È quanto sta perdendo l'Artico, in termini di presenza glaciale, nel corso degli ultimi due decenni.



☃ La banchisa, al minimo annuo di estensione di fine estate, ha perso un quantitativo pari a circa i 3/5 della superficie del continente europeo. La deglacializzazione del mare ha causato una riduzione dell'albedo di quasi il 5% negli ultimi due decenni (e più del doppio nel solo mese di agosto), ciò che corrisponde ad un input aggiuntivo di energia solare di circa 4 ± 0.6 W/m2. Mediato sul globale, questo surplus radiativo indotto dal mutamento dell'albedo equivale a poco meno di 1/5 del forcing diretto causato dall'aumento di CO2 nello stesso lasso di tempo.

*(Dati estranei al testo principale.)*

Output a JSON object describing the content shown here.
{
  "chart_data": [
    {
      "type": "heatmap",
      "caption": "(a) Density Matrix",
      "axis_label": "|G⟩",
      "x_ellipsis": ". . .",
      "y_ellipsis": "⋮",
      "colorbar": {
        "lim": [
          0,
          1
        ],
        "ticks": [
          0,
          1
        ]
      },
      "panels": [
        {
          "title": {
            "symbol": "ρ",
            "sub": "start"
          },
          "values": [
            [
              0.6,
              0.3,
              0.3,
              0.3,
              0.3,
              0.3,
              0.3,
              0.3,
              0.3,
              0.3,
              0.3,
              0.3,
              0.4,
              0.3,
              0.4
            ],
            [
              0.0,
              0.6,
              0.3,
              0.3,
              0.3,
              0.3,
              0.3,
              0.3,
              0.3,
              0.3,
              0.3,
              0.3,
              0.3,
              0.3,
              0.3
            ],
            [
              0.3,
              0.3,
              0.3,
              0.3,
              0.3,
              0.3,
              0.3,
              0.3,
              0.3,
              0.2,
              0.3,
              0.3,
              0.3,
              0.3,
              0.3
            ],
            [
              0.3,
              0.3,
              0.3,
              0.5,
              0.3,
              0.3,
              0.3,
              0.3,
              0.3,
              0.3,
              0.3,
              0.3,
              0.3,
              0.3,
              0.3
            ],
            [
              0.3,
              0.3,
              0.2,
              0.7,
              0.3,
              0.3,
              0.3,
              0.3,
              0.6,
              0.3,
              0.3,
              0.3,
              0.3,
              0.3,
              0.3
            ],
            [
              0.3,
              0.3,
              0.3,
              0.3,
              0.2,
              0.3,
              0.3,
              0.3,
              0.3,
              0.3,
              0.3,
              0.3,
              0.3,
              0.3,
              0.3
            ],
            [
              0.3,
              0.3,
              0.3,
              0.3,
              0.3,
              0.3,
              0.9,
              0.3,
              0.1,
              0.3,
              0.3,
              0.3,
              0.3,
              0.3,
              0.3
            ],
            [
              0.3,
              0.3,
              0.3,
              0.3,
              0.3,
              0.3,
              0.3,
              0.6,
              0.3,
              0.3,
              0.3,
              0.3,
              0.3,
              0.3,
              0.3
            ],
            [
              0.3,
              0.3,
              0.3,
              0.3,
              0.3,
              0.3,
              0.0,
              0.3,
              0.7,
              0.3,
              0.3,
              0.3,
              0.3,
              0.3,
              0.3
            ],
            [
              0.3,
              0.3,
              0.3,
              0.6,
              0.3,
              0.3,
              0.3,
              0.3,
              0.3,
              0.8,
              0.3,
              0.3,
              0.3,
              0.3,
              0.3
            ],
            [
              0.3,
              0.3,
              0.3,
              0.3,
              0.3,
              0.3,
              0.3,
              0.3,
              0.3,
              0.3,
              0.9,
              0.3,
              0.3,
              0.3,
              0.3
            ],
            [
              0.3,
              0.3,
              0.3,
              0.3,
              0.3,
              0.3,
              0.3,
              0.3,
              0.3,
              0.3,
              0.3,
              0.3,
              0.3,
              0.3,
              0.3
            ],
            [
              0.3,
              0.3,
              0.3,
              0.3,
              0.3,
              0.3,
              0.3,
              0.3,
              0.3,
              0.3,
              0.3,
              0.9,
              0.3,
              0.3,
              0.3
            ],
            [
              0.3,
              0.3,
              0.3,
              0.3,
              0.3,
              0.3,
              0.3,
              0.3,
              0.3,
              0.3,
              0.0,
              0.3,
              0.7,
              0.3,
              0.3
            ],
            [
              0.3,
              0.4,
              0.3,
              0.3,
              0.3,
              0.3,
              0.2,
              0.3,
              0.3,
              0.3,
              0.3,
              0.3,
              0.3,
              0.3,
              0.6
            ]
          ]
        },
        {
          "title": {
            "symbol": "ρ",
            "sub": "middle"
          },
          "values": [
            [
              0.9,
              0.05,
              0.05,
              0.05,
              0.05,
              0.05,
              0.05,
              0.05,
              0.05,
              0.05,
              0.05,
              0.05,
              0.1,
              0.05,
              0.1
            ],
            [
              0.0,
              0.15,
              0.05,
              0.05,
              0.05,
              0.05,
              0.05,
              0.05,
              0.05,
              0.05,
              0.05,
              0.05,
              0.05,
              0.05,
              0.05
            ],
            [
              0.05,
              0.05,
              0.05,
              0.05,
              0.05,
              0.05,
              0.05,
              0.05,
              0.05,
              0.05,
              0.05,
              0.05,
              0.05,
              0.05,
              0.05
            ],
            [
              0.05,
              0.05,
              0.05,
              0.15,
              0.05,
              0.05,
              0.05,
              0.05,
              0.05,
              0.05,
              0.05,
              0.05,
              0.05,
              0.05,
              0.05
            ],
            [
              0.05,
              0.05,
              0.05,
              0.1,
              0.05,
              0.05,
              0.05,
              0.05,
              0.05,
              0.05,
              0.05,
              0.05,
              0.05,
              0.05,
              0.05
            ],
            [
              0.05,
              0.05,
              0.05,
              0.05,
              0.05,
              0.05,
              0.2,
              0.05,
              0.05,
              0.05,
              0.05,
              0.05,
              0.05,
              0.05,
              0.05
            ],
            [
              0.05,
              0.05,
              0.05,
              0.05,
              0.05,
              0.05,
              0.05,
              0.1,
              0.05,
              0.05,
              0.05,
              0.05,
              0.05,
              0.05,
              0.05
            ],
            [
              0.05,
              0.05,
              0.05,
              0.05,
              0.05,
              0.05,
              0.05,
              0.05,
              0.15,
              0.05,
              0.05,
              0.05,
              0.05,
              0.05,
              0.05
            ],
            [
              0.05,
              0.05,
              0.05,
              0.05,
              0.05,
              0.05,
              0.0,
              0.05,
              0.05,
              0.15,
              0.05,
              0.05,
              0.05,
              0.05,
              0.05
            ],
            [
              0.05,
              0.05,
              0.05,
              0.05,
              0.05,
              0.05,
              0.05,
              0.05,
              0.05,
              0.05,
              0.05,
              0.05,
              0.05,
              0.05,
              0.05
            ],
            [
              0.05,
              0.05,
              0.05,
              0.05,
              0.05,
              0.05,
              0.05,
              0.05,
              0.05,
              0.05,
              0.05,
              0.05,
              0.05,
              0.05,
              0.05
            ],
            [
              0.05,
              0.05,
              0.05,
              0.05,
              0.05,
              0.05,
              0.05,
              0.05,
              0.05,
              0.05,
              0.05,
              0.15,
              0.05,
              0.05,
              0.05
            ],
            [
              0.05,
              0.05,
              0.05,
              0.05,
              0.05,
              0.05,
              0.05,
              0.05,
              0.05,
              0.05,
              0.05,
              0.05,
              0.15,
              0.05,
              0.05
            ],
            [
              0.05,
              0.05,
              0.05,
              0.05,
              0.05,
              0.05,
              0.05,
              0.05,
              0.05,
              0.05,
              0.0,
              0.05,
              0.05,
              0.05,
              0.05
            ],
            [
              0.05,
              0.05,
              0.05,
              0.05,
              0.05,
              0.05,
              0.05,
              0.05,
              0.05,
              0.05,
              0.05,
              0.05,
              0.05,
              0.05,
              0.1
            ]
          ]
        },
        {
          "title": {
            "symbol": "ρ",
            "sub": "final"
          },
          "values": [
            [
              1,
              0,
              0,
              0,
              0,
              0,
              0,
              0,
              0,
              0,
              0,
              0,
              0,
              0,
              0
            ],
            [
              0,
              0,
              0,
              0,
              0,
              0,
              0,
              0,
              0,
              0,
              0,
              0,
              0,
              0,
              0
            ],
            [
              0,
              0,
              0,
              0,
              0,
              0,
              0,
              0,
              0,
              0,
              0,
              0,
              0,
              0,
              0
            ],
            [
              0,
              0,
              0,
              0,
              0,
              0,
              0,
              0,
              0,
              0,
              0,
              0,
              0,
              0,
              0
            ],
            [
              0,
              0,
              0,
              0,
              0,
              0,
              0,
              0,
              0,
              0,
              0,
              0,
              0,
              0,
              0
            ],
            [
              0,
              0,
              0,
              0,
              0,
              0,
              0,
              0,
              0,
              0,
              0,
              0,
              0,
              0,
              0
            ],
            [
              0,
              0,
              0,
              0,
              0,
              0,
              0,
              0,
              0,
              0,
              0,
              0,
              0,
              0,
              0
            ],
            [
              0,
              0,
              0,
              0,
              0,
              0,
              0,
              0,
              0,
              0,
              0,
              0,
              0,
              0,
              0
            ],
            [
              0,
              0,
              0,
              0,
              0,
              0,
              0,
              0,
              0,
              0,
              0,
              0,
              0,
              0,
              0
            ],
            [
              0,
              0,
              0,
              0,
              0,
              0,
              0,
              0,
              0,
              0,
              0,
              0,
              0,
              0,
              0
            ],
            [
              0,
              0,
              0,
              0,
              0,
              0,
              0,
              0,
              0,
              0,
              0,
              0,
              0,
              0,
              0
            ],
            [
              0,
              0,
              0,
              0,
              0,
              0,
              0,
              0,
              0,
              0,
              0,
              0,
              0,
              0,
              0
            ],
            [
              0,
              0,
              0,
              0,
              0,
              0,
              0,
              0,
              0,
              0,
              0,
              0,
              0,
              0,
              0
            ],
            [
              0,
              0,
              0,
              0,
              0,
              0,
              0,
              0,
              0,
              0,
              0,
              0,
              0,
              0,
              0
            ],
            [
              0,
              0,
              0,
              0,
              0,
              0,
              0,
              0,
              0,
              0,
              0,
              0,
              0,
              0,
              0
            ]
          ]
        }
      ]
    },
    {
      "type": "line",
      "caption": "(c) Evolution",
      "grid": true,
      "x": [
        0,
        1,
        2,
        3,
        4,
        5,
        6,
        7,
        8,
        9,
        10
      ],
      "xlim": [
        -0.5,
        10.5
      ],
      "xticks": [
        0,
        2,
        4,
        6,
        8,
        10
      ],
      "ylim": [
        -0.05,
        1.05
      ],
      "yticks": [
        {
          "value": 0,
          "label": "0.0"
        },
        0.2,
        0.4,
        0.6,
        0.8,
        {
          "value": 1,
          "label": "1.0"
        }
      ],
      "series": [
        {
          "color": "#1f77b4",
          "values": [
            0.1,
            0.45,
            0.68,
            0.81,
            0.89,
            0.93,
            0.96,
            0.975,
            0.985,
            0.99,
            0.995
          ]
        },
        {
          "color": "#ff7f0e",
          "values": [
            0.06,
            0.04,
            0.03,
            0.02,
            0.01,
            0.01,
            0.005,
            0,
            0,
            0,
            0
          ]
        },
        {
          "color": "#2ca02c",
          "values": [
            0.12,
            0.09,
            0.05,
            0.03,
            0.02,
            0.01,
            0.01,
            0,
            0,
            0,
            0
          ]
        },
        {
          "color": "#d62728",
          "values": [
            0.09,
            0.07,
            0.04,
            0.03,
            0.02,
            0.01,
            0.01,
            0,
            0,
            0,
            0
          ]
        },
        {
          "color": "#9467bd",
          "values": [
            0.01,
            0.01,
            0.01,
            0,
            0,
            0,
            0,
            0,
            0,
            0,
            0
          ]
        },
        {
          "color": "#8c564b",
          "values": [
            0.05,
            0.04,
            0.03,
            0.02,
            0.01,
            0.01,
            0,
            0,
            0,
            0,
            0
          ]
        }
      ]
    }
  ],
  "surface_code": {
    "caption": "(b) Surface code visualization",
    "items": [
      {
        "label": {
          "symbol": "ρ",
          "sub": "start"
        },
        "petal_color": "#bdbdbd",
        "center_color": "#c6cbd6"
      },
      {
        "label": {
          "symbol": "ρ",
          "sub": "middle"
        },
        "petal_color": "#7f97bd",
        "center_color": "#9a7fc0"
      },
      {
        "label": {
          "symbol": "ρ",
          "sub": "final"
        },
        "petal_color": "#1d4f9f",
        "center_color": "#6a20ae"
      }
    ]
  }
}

☃ La quantità di ghiaccio che perde la Groenlandia ogni anno è pari a più del doppio della totalità del ghiaccio alpino e nell'ultimo decennio sta accelerando. E così, in 20 anni, se ne sono andati dalla grande isola nordica circa 2500 ± 980 Gt di ghiaccio (circa la metà per fusione e l'altra metà per dinamiche di flussi glaciali), come dire circa 40 volte l'attuale massa glaciale presente in tutto il comprensorio alpino. Contribuendo a circa 1/3 dell'incremento del livello globale dei mari negli ultimi anni.

Di parte di questo e naturalmente d'altro ha parlato in un interessantissimo speech Koni Steffen (vedi sopra) il 3 febbraio scorso a Berna, in occasione del settimo workshop che l'EARSeL ha dedicato al mondo della criosfera.